This project's goal is to give each family member and myself just 10 minutes of unconditional positive regard every day. All attention is focused on the other person for those 10 minutes and only positive comments or thoughts are allowed. Just 10 minutes often becomes much more. Try it and see. You'll find the Just 10 guidelines on the right side of this blog.







Saturday, March 26, 2011

Exposed



My husband and I awoke to the sound of our children frolicking about the house like a couple of cartoon characters.  I'm thinking Spridel and Chim Chim.  We blocked out the noise and turned our attention to other things before joining them.  The most difficult thing about being an older parent is the difference in our energy levels.  I would have been content to lounge all day.  Spridel and Chim Chim's antics made that bloody unlikely.

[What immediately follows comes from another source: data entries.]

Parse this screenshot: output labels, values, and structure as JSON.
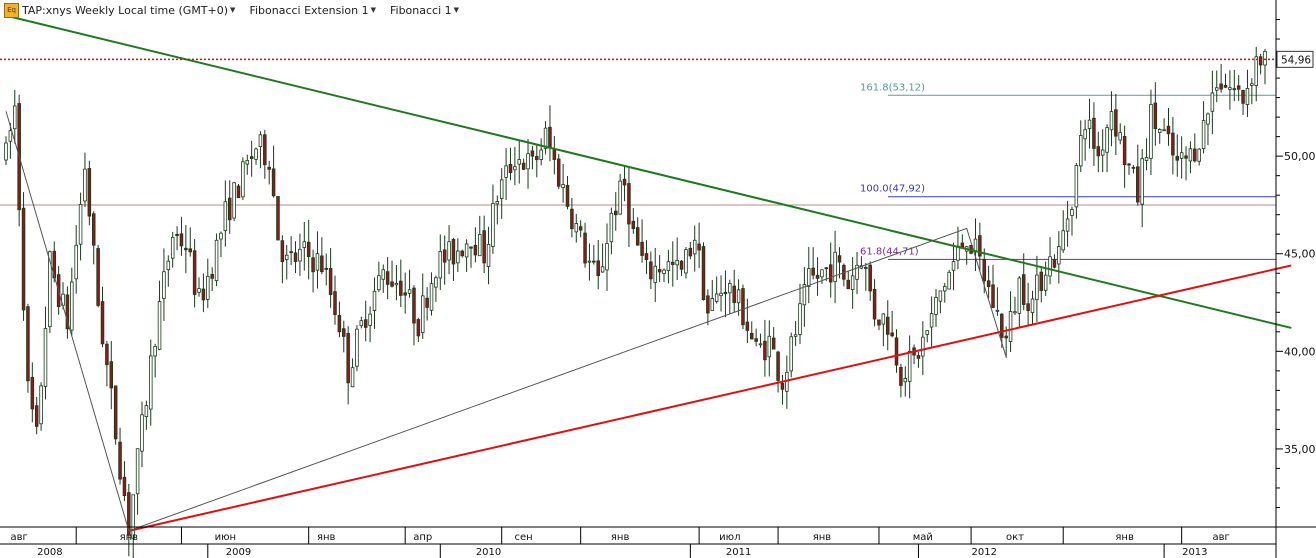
{
  "toolbar": {
    "logo_text": "Eq",
    "symbol_label": "TAP:xnys Weekly Local time (GMT+0)",
    "study1_label": "Fibonacci Extension 1",
    "study2_label": "Fibonacci 1"
  },
  "colors": {
    "up_candle": "#ffffff",
    "down_candle": "#8b1a1a",
    "candle_outline": "#1a3a1a",
    "green_trendline": "#1e7a1e",
    "red_trendline": "#e01010",
    "current_price_line": "#cc1111",
    "fib_161": "#5a9a9a",
    "fib_100": "#3a3ab8",
    "fib_61": "#7a2a9a",
    "fib_base": "#9a5a5a"
  },
  "chart_data": {
    "type": "candlestick",
    "title": "TAP:xnys Weekly Local time (GMT+0)",
    "ylim": [
      31,
      58
    ],
    "y_ticks": [
      "35,00",
      "40,00",
      "45,00",
      "50,00",
      "54,96"
    ],
    "current_price": 54.96,
    "current_price_label": "54,96",
    "x_tick_labels": [
      "авг",
      "янв",
      "июн",
      "янв",
      "апр",
      "сен",
      "янв",
      "июл",
      "янв",
      "май",
      "окт",
      "янв",
      "авг"
    ],
    "x_year_labels": [
      "2008",
      "2009",
      "2010",
      "2011",
      "2012",
      "2013"
    ],
    "fibonacci_levels": [
      {
        "label": "161.8(53,12)",
        "value": 53.12
      },
      {
        "label": "100.0(47,92)",
        "value": 47.92
      },
      {
        "label": "61.8(44,71)",
        "value": 44.71
      },
      {
        "label": "",
        "value": 47.5
      }
    ],
    "trendlines": [
      {
        "name": "green-resistance",
        "from": {
          "week": 0,
          "price": 57.2
        },
        "to": {
          "week": 293,
          "price": 41.2
        }
      },
      {
        "name": "red-support",
        "from": {
          "week": 28,
          "price": 30.8
        },
        "to": {
          "week": 293,
          "price": 44.4
        }
      },
      {
        "name": "fibonacci-swing",
        "points": [
          {
            "week": 0,
            "price": 52.3
          },
          {
            "week": 28,
            "price": 30.8
          },
          {
            "week": 219,
            "price": 46.3
          },
          {
            "week": 228,
            "price": 39.7
          }
        ]
      }
    ],
    "weeks": 287,
    "anchors": [
      [
        0,
        50.0
      ],
      [
        2,
        52.5
      ],
      [
        5,
        38.0
      ],
      [
        7,
        35.5
      ],
      [
        10,
        44.5
      ],
      [
        14,
        41.5
      ],
      [
        18,
        49.5
      ],
      [
        21,
        42.5
      ],
      [
        24,
        37.5
      ],
      [
        28,
        31.0
      ],
      [
        31,
        36.0
      ],
      [
        34,
        41.0
      ],
      [
        38,
        46.0
      ],
      [
        41,
        45.5
      ],
      [
        44,
        42.5
      ],
      [
        47,
        44.5
      ],
      [
        50,
        47.0
      ],
      [
        54,
        49.0
      ],
      [
        57,
        50.5
      ],
      [
        60,
        50.0
      ],
      [
        62,
        46.0
      ],
      [
        64,
        44.5
      ],
      [
        68,
        45.0
      ],
      [
        72,
        44.5
      ],
      [
        76,
        41.5
      ],
      [
        78,
        39.0
      ],
      [
        82,
        42.0
      ],
      [
        86,
        44.0
      ],
      [
        90,
        43.5
      ],
      [
        94,
        41.5
      ],
      [
        98,
        44.5
      ],
      [
        102,
        45.0
      ],
      [
        106,
        46.0
      ],
      [
        109,
        45.0
      ],
      [
        112,
        48.0
      ],
      [
        116,
        50.0
      ],
      [
        120,
        49.5
      ],
      [
        123,
        51.0
      ],
      [
        126,
        49.0
      ],
      [
        129,
        47.0
      ],
      [
        132,
        45.0
      ],
      [
        135,
        43.5
      ],
      [
        138,
        47.0
      ],
      [
        141,
        48.5
      ],
      [
        143,
        46.0
      ],
      [
        146,
        44.0
      ],
      [
        150,
        44.5
      ],
      [
        154,
        44.0
      ],
      [
        157,
        46.0
      ],
      [
        160,
        42.0
      ],
      [
        164,
        43.5
      ],
      [
        168,
        42.0
      ],
      [
        171,
        40.0
      ],
      [
        174,
        40.5
      ],
      [
        177,
        38.5
      ],
      [
        180,
        41.0
      ],
      [
        183,
        43.5
      ],
      [
        186,
        44.0
      ],
      [
        189,
        44.5
      ],
      [
        192,
        43.5
      ],
      [
        195,
        45.0
      ],
      [
        198,
        42.0
      ],
      [
        201,
        41.5
      ],
      [
        204,
        39.0
      ],
      [
        207,
        39.5
      ],
      [
        210,
        41.0
      ],
      [
        213,
        43.0
      ],
      [
        216,
        44.5
      ],
      [
        219,
        46.0
      ],
      [
        222,
        44.5
      ],
      [
        225,
        42.5
      ],
      [
        228,
        40.5
      ],
      [
        231,
        43.5
      ],
      [
        234,
        42.5
      ],
      [
        237,
        44.5
      ],
      [
        240,
        45.0
      ],
      [
        243,
        48.0
      ],
      [
        246,
        52.0
      ],
      [
        249,
        50.0
      ],
      [
        252,
        52.5
      ],
      [
        255,
        50.0
      ],
      [
        258,
        48.0
      ],
      [
        261,
        52.0
      ],
      [
        264,
        51.0
      ],
      [
        267,
        49.5
      ],
      [
        270,
        50.0
      ],
      [
        273,
        51.5
      ],
      [
        276,
        54.0
      ],
      [
        279,
        53.5
      ],
      [
        282,
        53.0
      ],
      [
        285,
        54.96
      ]
    ]
  }
}
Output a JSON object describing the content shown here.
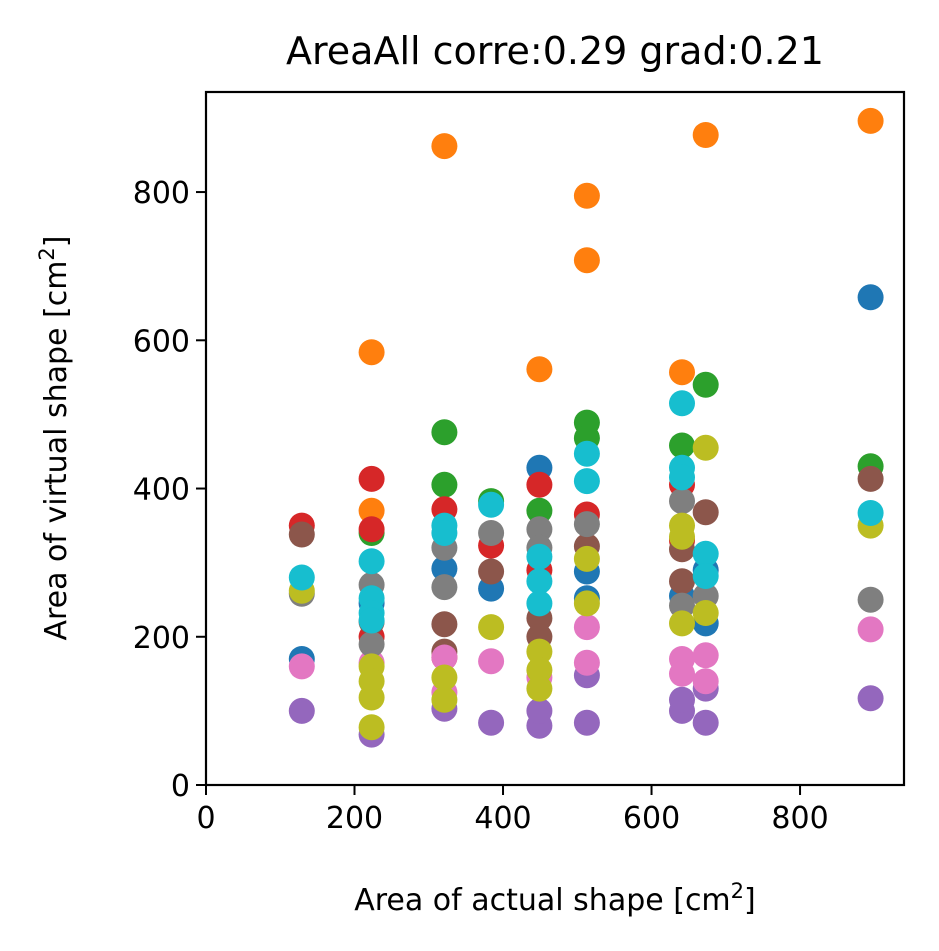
{
  "chart_data": {
    "type": "scatter",
    "title": "AreaAll corre:0.29 grad:0.21",
    "xlabel_main": "Area of actual shape [cm",
    "xlabel_sup": "2",
    "xlabel_end": "]",
    "ylabel_main": "Area of virtual shape [cm",
    "ylabel_sup": "2",
    "ylabel_end": "]",
    "xlim": [
      0,
      940
    ],
    "ylim": [
      0,
      935
    ],
    "xticks": [
      0,
      200,
      400,
      600,
      800
    ],
    "yticks": [
      0,
      200,
      400,
      600,
      800
    ],
    "grid": false,
    "legend": "none",
    "series": [
      {
        "color": "#1f77b4",
        "points": [
          [
            129,
            170
          ],
          [
            223,
            245
          ],
          [
            321,
            292
          ],
          [
            384,
            265
          ],
          [
            449,
            428
          ],
          [
            513,
            288
          ],
          [
            513,
            252
          ],
          [
            641,
            255
          ],
          [
            673,
            218
          ],
          [
            673,
            290
          ],
          [
            895,
            658
          ]
        ]
      },
      {
        "color": "#ff7f0e",
        "points": [
          [
            223,
            584
          ],
          [
            223,
            370
          ],
          [
            321,
            862
          ],
          [
            449,
            561
          ],
          [
            513,
            795
          ],
          [
            513,
            708
          ],
          [
            641,
            557
          ],
          [
            673,
            877
          ],
          [
            895,
            896
          ]
        ]
      },
      {
        "color": "#2ca02c",
        "points": [
          [
            223,
            340
          ],
          [
            321,
            476
          ],
          [
            321,
            405
          ],
          [
            384,
            383
          ],
          [
            449,
            370
          ],
          [
            513,
            489
          ],
          [
            513,
            468
          ],
          [
            641,
            458
          ],
          [
            673,
            540
          ],
          [
            895,
            430
          ]
        ]
      },
      {
        "color": "#d62728",
        "points": [
          [
            129,
            350
          ],
          [
            223,
            413
          ],
          [
            223,
            345
          ],
          [
            223,
            200
          ],
          [
            321,
            372
          ],
          [
            321,
            172
          ],
          [
            384,
            323
          ],
          [
            449,
            405
          ],
          [
            449,
            290
          ],
          [
            513,
            365
          ],
          [
            641,
            405
          ],
          [
            641,
            330
          ]
        ]
      },
      {
        "color": "#9467bd",
        "points": [
          [
            129,
            100
          ],
          [
            223,
            68
          ],
          [
            321,
            103
          ],
          [
            384,
            84
          ],
          [
            449,
            80
          ],
          [
            449,
            100
          ],
          [
            513,
            84
          ],
          [
            513,
            148
          ],
          [
            641,
            100
          ],
          [
            641,
            115
          ],
          [
            673,
            84
          ],
          [
            673,
            130
          ],
          [
            895,
            117
          ]
        ]
      },
      {
        "color": "#8c564b",
        "points": [
          [
            129,
            338
          ],
          [
            223,
            220
          ],
          [
            321,
            217
          ],
          [
            321,
            180
          ],
          [
            384,
            288
          ],
          [
            449,
            225
          ],
          [
            449,
            200
          ],
          [
            513,
            322
          ],
          [
            641,
            318
          ],
          [
            641,
            275
          ],
          [
            673,
            368
          ],
          [
            895,
            413
          ]
        ]
      },
      {
        "color": "#e377c2",
        "points": [
          [
            129,
            160
          ],
          [
            223,
            165
          ],
          [
            321,
            172
          ],
          [
            321,
            125
          ],
          [
            384,
            167
          ],
          [
            449,
            145
          ],
          [
            513,
            213
          ],
          [
            513,
            165
          ],
          [
            641,
            170
          ],
          [
            641,
            150
          ],
          [
            673,
            175
          ],
          [
            673,
            140
          ],
          [
            895,
            210
          ]
        ]
      },
      {
        "color": "#7f7f7f",
        "points": [
          [
            129,
            258
          ],
          [
            223,
            270
          ],
          [
            223,
            190
          ],
          [
            321,
            320
          ],
          [
            321,
            267
          ],
          [
            384,
            340
          ],
          [
            449,
            345
          ],
          [
            449,
            320
          ],
          [
            513,
            352
          ],
          [
            641,
            383
          ],
          [
            641,
            242
          ],
          [
            673,
            255
          ],
          [
            895,
            250
          ]
        ]
      },
      {
        "color": "#bcbd22",
        "points": [
          [
            129,
            262
          ],
          [
            223,
            160
          ],
          [
            223,
            140
          ],
          [
            223,
            118
          ],
          [
            223,
            78
          ],
          [
            321,
            145
          ],
          [
            321,
            115
          ],
          [
            384,
            213
          ],
          [
            449,
            180
          ],
          [
            449,
            155
          ],
          [
            449,
            130
          ],
          [
            513,
            305
          ],
          [
            513,
            245
          ],
          [
            641,
            350
          ],
          [
            641,
            335
          ],
          [
            641,
            218
          ],
          [
            673,
            455
          ],
          [
            673,
            232
          ],
          [
            895,
            350
          ]
        ]
      },
      {
        "color": "#17becf",
        "points": [
          [
            129,
            280
          ],
          [
            223,
            302
          ],
          [
            223,
            252
          ],
          [
            223,
            232
          ],
          [
            223,
            222
          ],
          [
            321,
            350
          ],
          [
            321,
            340
          ],
          [
            384,
            378
          ],
          [
            449,
            308
          ],
          [
            449,
            275
          ],
          [
            449,
            245
          ],
          [
            513,
            447
          ],
          [
            513,
            410
          ],
          [
            641,
            515
          ],
          [
            641,
            428
          ],
          [
            641,
            415
          ],
          [
            673,
            312
          ],
          [
            673,
            282
          ],
          [
            895,
            367
          ]
        ]
      }
    ]
  }
}
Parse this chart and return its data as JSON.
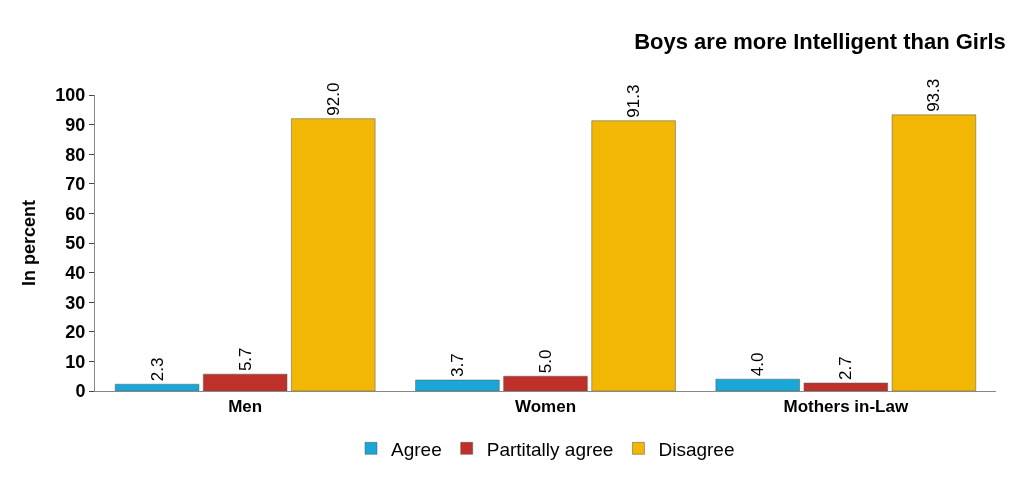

Anxious to wash away the last 24 hours, I step into the shower.  In between the stages of my daily showering ritual . . . wash face first, shampoo hair, add conditioner. . . I thought of yesterday's sharing of the poem to the freshman English class.  At the time, it didn't phase me.  I enjoyed my "surprise."  This morning I felt very naked.

The teacher hadn't said a word.  Did that mean she thought it stunk?  Did she understand that the "I am" in the poem was not really me?  Did she think I had delusions of grandeur? 

For years, the fear of rejection or criticism kept me from putting my writing out there for others to see.  Recently, the mechanism holding back the words malfunctioned.  Part of me really doesn't care if I stink or not.  The words themselves seem to demand a life of their own.  I let them spill through my fingers on to the page. 

I have moments when I think I must be nuts.  Occasionally, I feel a twinge of embarrassment at being so open and risking criticism.  Sometimes, I must stink.  The law of averages demands it.  Yet, still I write.  More accurately, still I feel compelled to write.

It's been great therapy for me.  Writing forces me to impose a structure, an organization, a theme on the chaos of my day, of my life, of all the pieces within.  It allows me the pleasure of an occasional transcendence.  It demands that I be better than I was yesterday.  It pulls me forward.   My words, whether good, bad or horribly mediocre pull me into a better version of myself.  I share them because I can.  The words seem to demand it.  I just try and stay out of their way.

I sit in the library now.  A clean man with shaven head is dressed in neat robes.  He appears to be the quintessential Buddhist engaged in a walking meditation among the noise of young children, the snippets of adult conversations, the pieces of forbidden phone calls that seem to have no respect for the sanctity of library rules.  The library pulses with life, not always the best of life but life nonetheless.  He walks smoothly.  His gaze is focused just a few steps in front of him.  He walks among the living as if he is apparition.  When he walks by, he leaves a trail of peace that feels good against the ragged edges of my life.

I want to be like this simple man.  I want to walk among the living and leave just a little piece of the best parts of myself behind.  Maybe one of the most important things I can share is my fallible humanity.  Maybe, just once in a while, I can touch someone else with my words. After all, we're all works in progress.  In any case, with or without literary merit of any kind, my writing helps me.  Feeling compelled to share it is something I can live with.  In the end, it won't really matter.  In my mind, I begin to follow my Buddhist friend as he walks the world in peaceful reflection.  To try or not to try may be the same thing.